Satellite imagery showing ripples in cloud cover from above
Satellite imagery showing gravity waves in the atmosphere affecting cloud cover. These gravity waves are examples of phenomena modeled in recent MPAS parameterization improvements. Image Credit: Michael Toy, CU/CIRES and NOAA GSL

In addition to model development, GSL is a leader in model testing, evaluation, and verification, which quantify a model’s accuracy, skill, and usefulness. GSL researchers are part of the Developmental Testbed Center (DTC), a NCAR-NOAA collaborative organization that tests and evaluates models, technologies, and systems to accelerate the transition of research to operations.

Many of GSL’s physics upgrades are made publicly available as part of the UFS Common Community Physics Package (CCPP). In June 2025, DTC released version 7.0.1 of CCPP’s Single-Column Model (SCM), a simplified host model used to test physics parameterizations, with enhanced testing capabilities and updated documentation. As part of the CCPP development team, GSL’s contributions to this system are used to help NOAA and the community improve operational and experimental forecasts in some of the most widely-used forecast models, such as the Global Forecast System (GFS) and RRFS, while also creating a key integration with NOAA’s high-performance computing platforms.

One of the tools used to evaluate these models is the enhanced Model Evaluation Tools (METplus), which itself was upgraded in May 2025. A collaboration between NSF NCAR, NOAA, and the U.S. Air Force, METplus is a verification framework for a wide range of weather models, developed with community input. METplus version 6.1 includes significant contributions by the GSL DTC team, including software updates, improved workflows, and new use cases.

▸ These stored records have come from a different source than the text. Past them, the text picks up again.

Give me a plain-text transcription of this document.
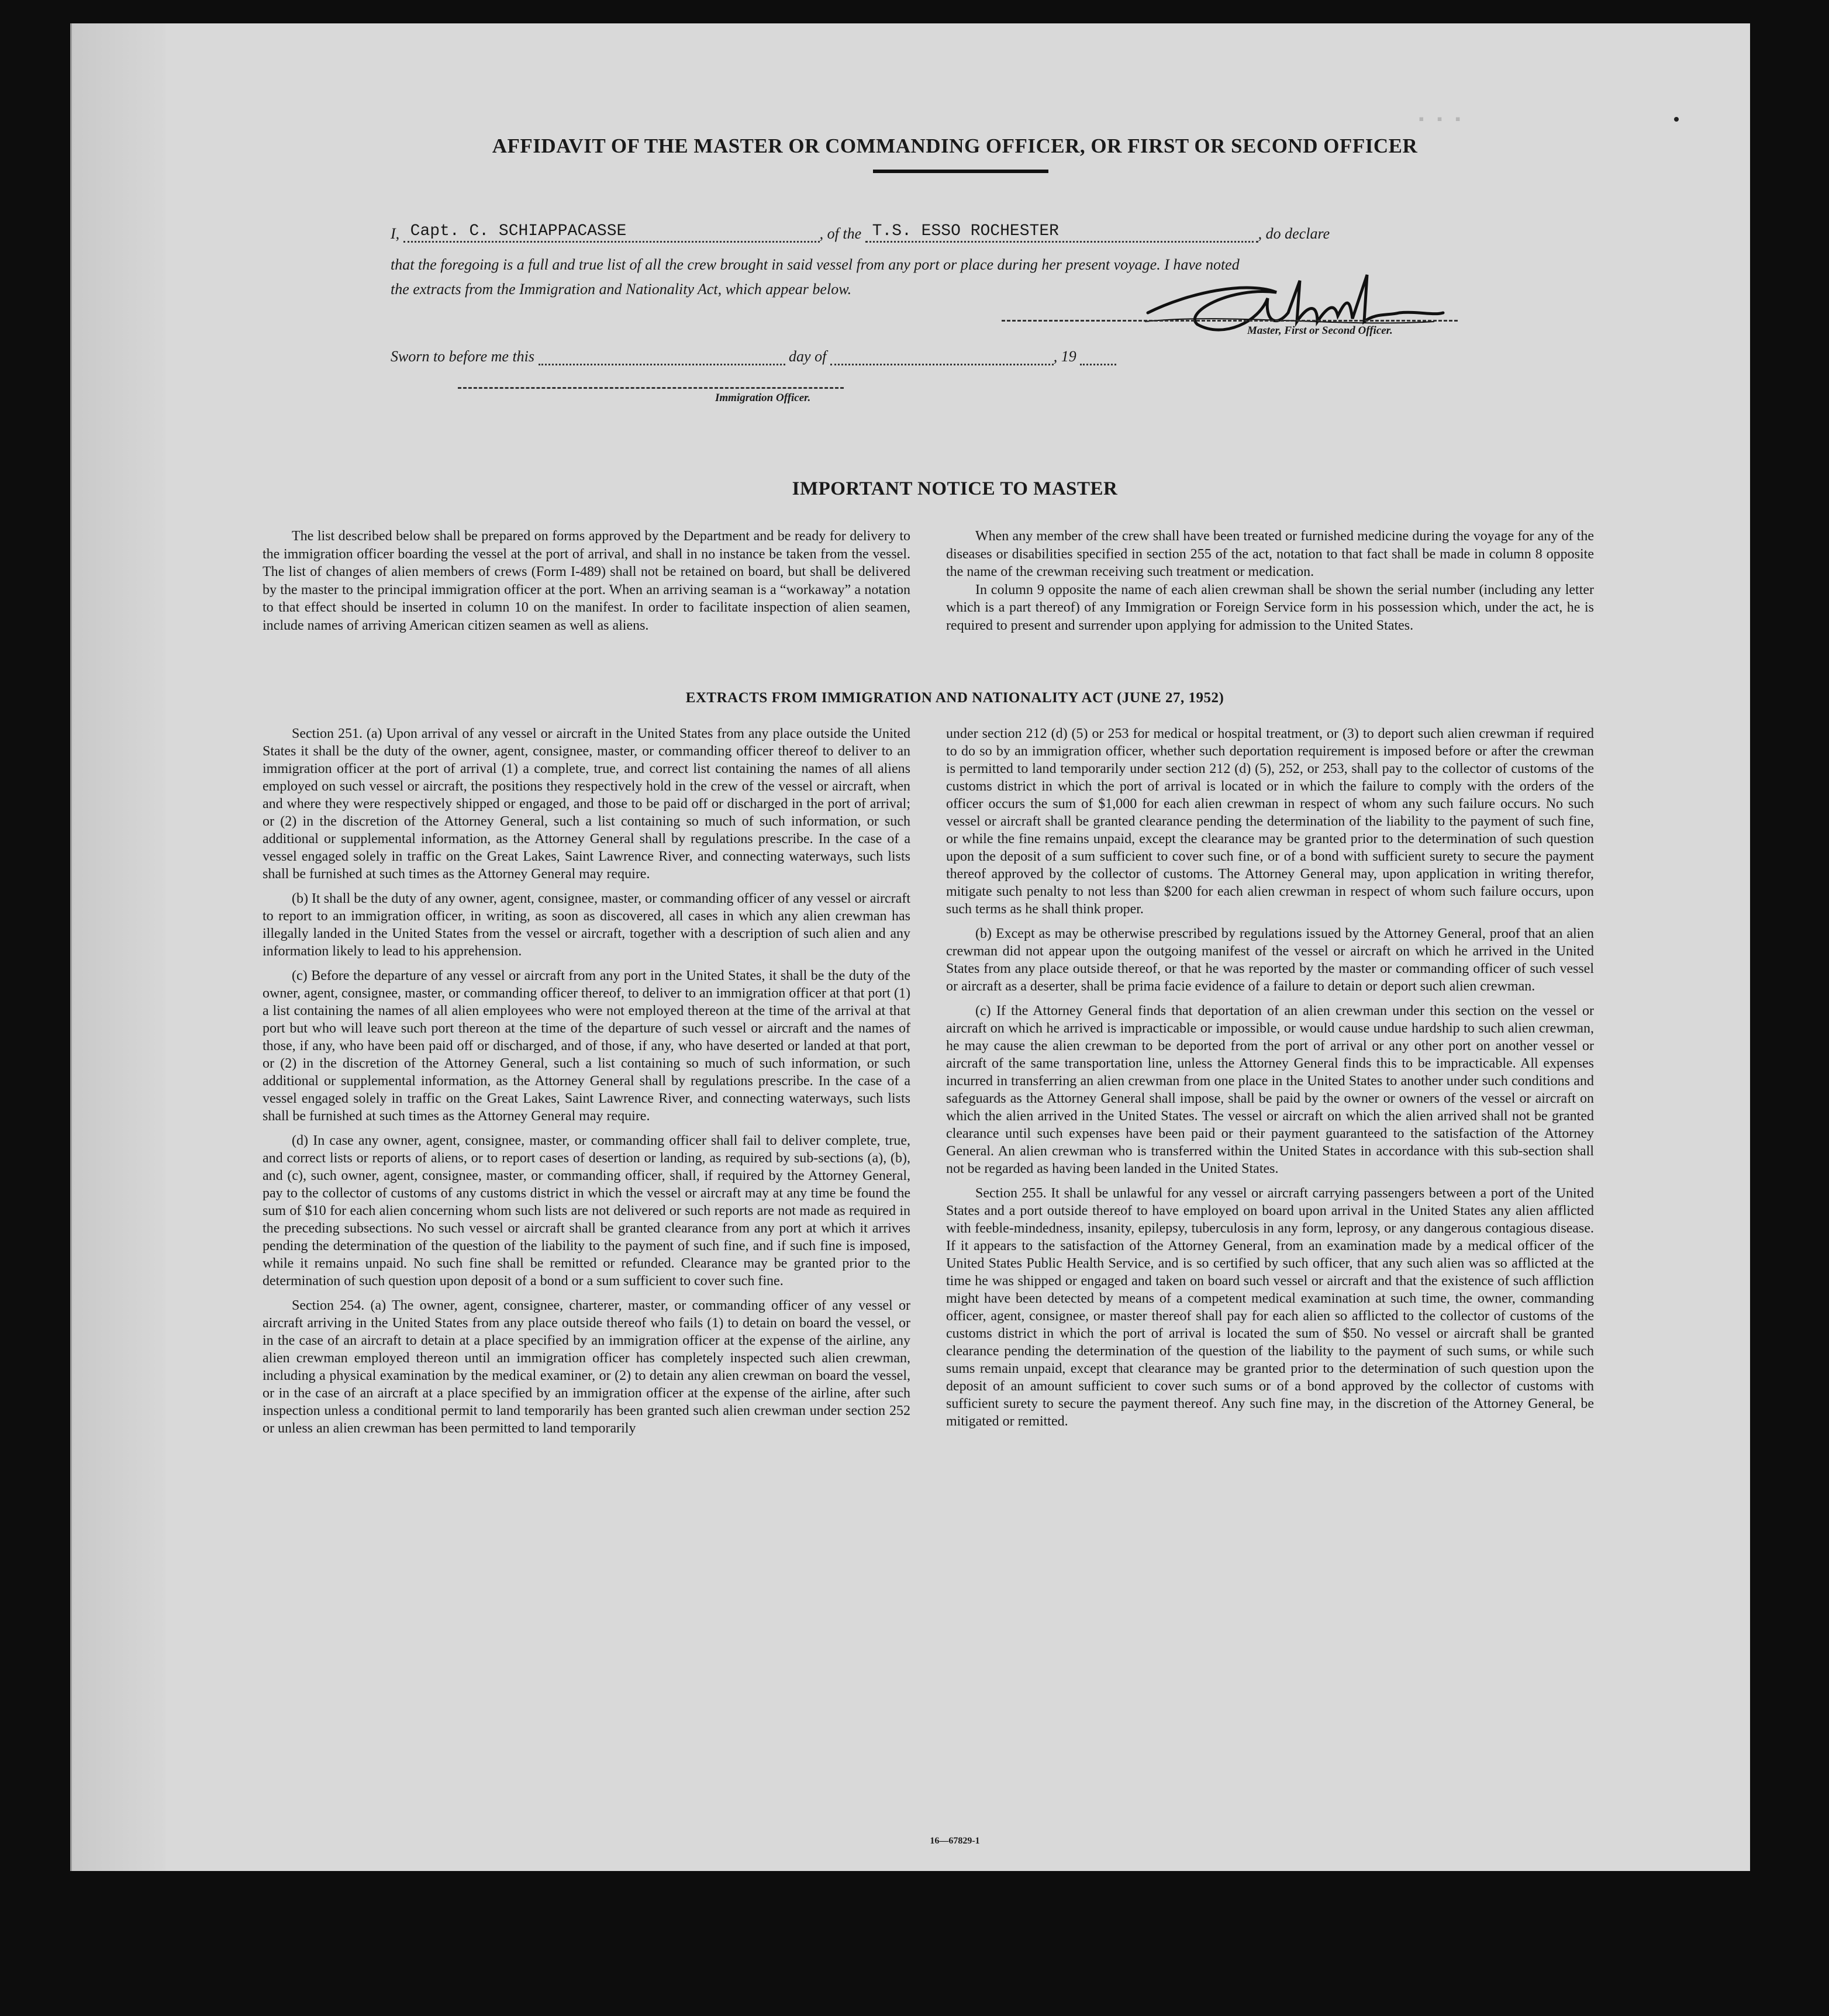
▪ ▪ ▪
AFFIDAVIT OF THE MASTER OR COMMANDING OFFICER, OR FIRST OR SECOND OFFICER
I, Capt. C. SCHIAPPACASSE	, of the T.S. ESSO ROCHESTER	, do declare
that the foregoing is a full and true list of all the crew brought in said vessel from any port or place during her present voyage. I have noted
the extracts from the Immigration and Nationality Act, which appear below.
Master, First or Second Officer.
Sworn to before me this	day of	, 19
Immigration Officer.
IMPORTANT NOTICE TO MASTER

The list described below shall be prepared on forms approved by the Department and be ready for delivery to the immigration officer boarding the vessel at the port of arrival, and shall in no instance be taken from the vessel. The list of changes of alien members of crews (Form I-489) shall not be retained on board, but shall be delivered by the master to the principal immigration officer at the port. When an arriving seaman is a “workaway” a notation to that effect should be inserted in column 10 on the manifest. In order to facilitate inspection of alien seamen, include names of arriving American citizen seamen as well as aliens.

When any member of the crew shall have been treated or furnished medicine during the voyage for any of the diseases or disabilities specified in section 255 of the act, notation to that fact shall be made in column 8 opposite the name of the crewman receiving such treatment or medication.

In column 9 opposite the name of each alien crewman shall be shown the serial number (including any letter which is a part thereof) of any Immigration or Foreign Service form in his possession which, under the act, he is required to present and surrender upon applying for admission to the United States.

EXTRACTS FROM IMMIGRATION AND NATIONALITY ACT (JUNE 27, 1952)

Section 251. (a) Upon arrival of any vessel or aircraft in the United States from any place outside the United States it shall be the duty of the owner, agent, consignee, master, or commanding officer thereof to deliver to an immigration officer at the port of arrival (1) a complete, true, and correct list containing the names of all aliens employed on such vessel or aircraft, the positions they respectively hold in the crew of the vessel or aircraft, when and where they were respectively shipped or engaged, and those to be paid off or discharged in the port of arrival; or (2) in the discretion of the Attorney General, such a list containing so much of such information, or such additional or supplemental information, as the Attorney General shall by regulations prescribe. In the case of a vessel engaged solely in traffic on the Great Lakes, Saint Lawrence River, and connecting waterways, such lists shall be furnished at such times as the Attorney General may require.

(b) It shall be the duty of any owner, agent, consignee, master, or commanding officer of any vessel or aircraft to report to an immigration officer, in writing, as soon as discovered, all cases in which any alien crewman has illegally landed in the United States from the vessel or aircraft, together with a description of such alien and any information likely to lead to his apprehension.

(c) Before the departure of any vessel or aircraft from any port in the United States, it shall be the duty of the owner, agent, consignee, master, or commanding officer thereof, to deliver to an immigration officer at that port (1) a list containing the names of all alien employees who were not employed thereon at the time of the arrival at that port but who will leave such port thereon at the time of the departure of such vessel or aircraft and the names of those, if any, who have been paid off or discharged, and of those, if any, who have deserted or landed at that port, or (2) in the discretion of the Attorney General, such a list containing so much of such information, or such additional or supplemental information, as the Attorney General shall by regulations prescribe. In the case of a vessel engaged solely in traffic on the Great Lakes, Saint Lawrence River, and connecting waterways, such lists shall be furnished at such times as the Attorney General may require.

(d) In case any owner, agent, consignee, master, or commanding officer shall fail to deliver complete, true, and correct lists or reports of aliens, or to report cases of desertion or landing, as required by sub-sections (a), (b), and (c), such owner, agent, consignee, master, or commanding officer, shall, if required by the Attorney General, pay to the collector of customs of any customs district in which the vessel or aircraft may at any time be found the sum of $10 for each alien concerning whom such lists are not delivered or such reports are not made as required in the preceding subsections. No such vessel or aircraft shall be granted clearance from any port at which it arrives pending the determination of the question of the liability to the payment of such fine, and if such fine is imposed, while it remains unpaid. No such fine shall be remitted or refunded. Clearance may be granted prior to the determination of such question upon deposit of a bond or a sum sufficient to cover such fine.

Section 254. (a) The owner, agent, consignee, charterer, master, or commanding officer of any vessel or aircraft arriving in the United States from any place outside thereof who fails (1) to detain on board the vessel, or in the case of an aircraft to detain at a place specified by an immigration officer at the expense of the airline, any alien crewman employed thereon until an immigration officer has completely inspected such alien crewman, including a physical examination by the medical examiner, or (2) to detain any alien crewman on board the vessel, or in the case of an aircraft at a place specified by an immigration officer at the expense of the airline, after such inspection unless a conditional permit to land temporarily has been granted such alien crewman under section 252 or unless an alien crewman has been permitted to land temporarily

under section 212 (d) (5) or 253 for medical or hospital treatment, or (3) to deport such alien crewman if required to do so by an immigration officer, whether such deportation requirement is imposed before or after the crewman is permitted to land temporarily under section 212 (d) (5), 252, or 253, shall pay to the collector of customs of the customs district in which the port of arrival is located or in which the failure to comply with the orders of the officer occurs the sum of $1,000 for each alien crewman in respect of whom any such failure occurs. No such vessel or aircraft shall be granted clearance pending the determination of the liability to the payment of such fine, or while the fine remains unpaid, except the clearance may be granted prior to the determination of such question upon the deposit of a sum sufficient to cover such fine, or of a bond with sufficient surety to secure the payment thereof approved by the collector of customs. The Attorney General may, upon application in writing therefor, mitigate such penalty to not less than $200 for each alien crewman in respect of whom such failure occurs, upon such terms as he shall think proper.

(b) Except as may be otherwise prescribed by regulations issued by the Attorney General, proof that an alien crewman did not appear upon the outgoing manifest of the vessel or aircraft on which he arrived in the United States from any place outside thereof, or that he was reported by the master or commanding officer of such vessel or aircraft as a deserter, shall be prima facie evidence of a failure to detain or deport such alien crewman.

(c) If the Attorney General finds that deportation of an alien crewman under this section on the vessel or aircraft on which he arrived is impracticable or impossible, or would cause undue hardship to such alien crewman, he may cause the alien crewman to be deported from the port of arrival or any other port on another vessel or aircraft of the same transportation line, unless the Attorney General finds this to be impracticable. All expenses incurred in transferring an alien crewman from one place in the United States to another under such conditions and safeguards as the Attorney General shall impose, shall be paid by the owner or owners of the vessel or aircraft on which the alien arrived in the United States. The vessel or aircraft on which the alien arrived shall not be granted clearance until such expenses have been paid or their payment guaranteed to the satisfaction of the Attorney General. An alien crewman who is transferred within the United States in accordance with this sub-section shall not be regarded as having been landed in the United States.

Section 255. It shall be unlawful for any vessel or aircraft carrying passengers between a port of the United States and a port outside thereof to have employed on board upon arrival in the United States any alien afflicted with feeble-mindedness, insanity, epilepsy, tuberculosis in any form, leprosy, or any dangerous contagious disease. If it appears to the satisfaction of the Attorney General, from an examination made by a medical officer of the United States Public Health Service, and is so certified by such officer, that any such alien was so afflicted at the time he was shipped or engaged and taken on board such vessel or aircraft and that the existence of such affliction might have been detected by means of a competent medical examination at such time, the owner, commanding officer, agent, consignee, or master thereof shall pay for each alien so afflicted to the collector of customs of the customs district in which the port of arrival is located the sum of $50. No vessel or aircraft shall be granted clearance pending the determination of the question of the liability to the payment of such sums, or while such sums remain unpaid, except that clearance may be granted prior to the determination of such question upon the deposit of an amount sufficient to cover such sums or of a bond approved by the collector of customs with sufficient surety to secure the payment thereof. Any such fine may, in the discretion of the Attorney General, be mitigated or remitted.

16—67829-1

These recent model and system releases, in addition to the significant presence at the MPAS/WRF Users’ Workshop, demonstrate the continued investment of GSL and its affiliates from the Cooperative Institute for Research in the Atmosphere (CIRA/Colorado State University) and Cooperative Institute for Research in Environmental Studies (CIRES/University of Colorado) in advancing numerical weather prediction in the United States, ensuring that NOAA and GSL remain at the forefront of moving global and regional weather prediction forward.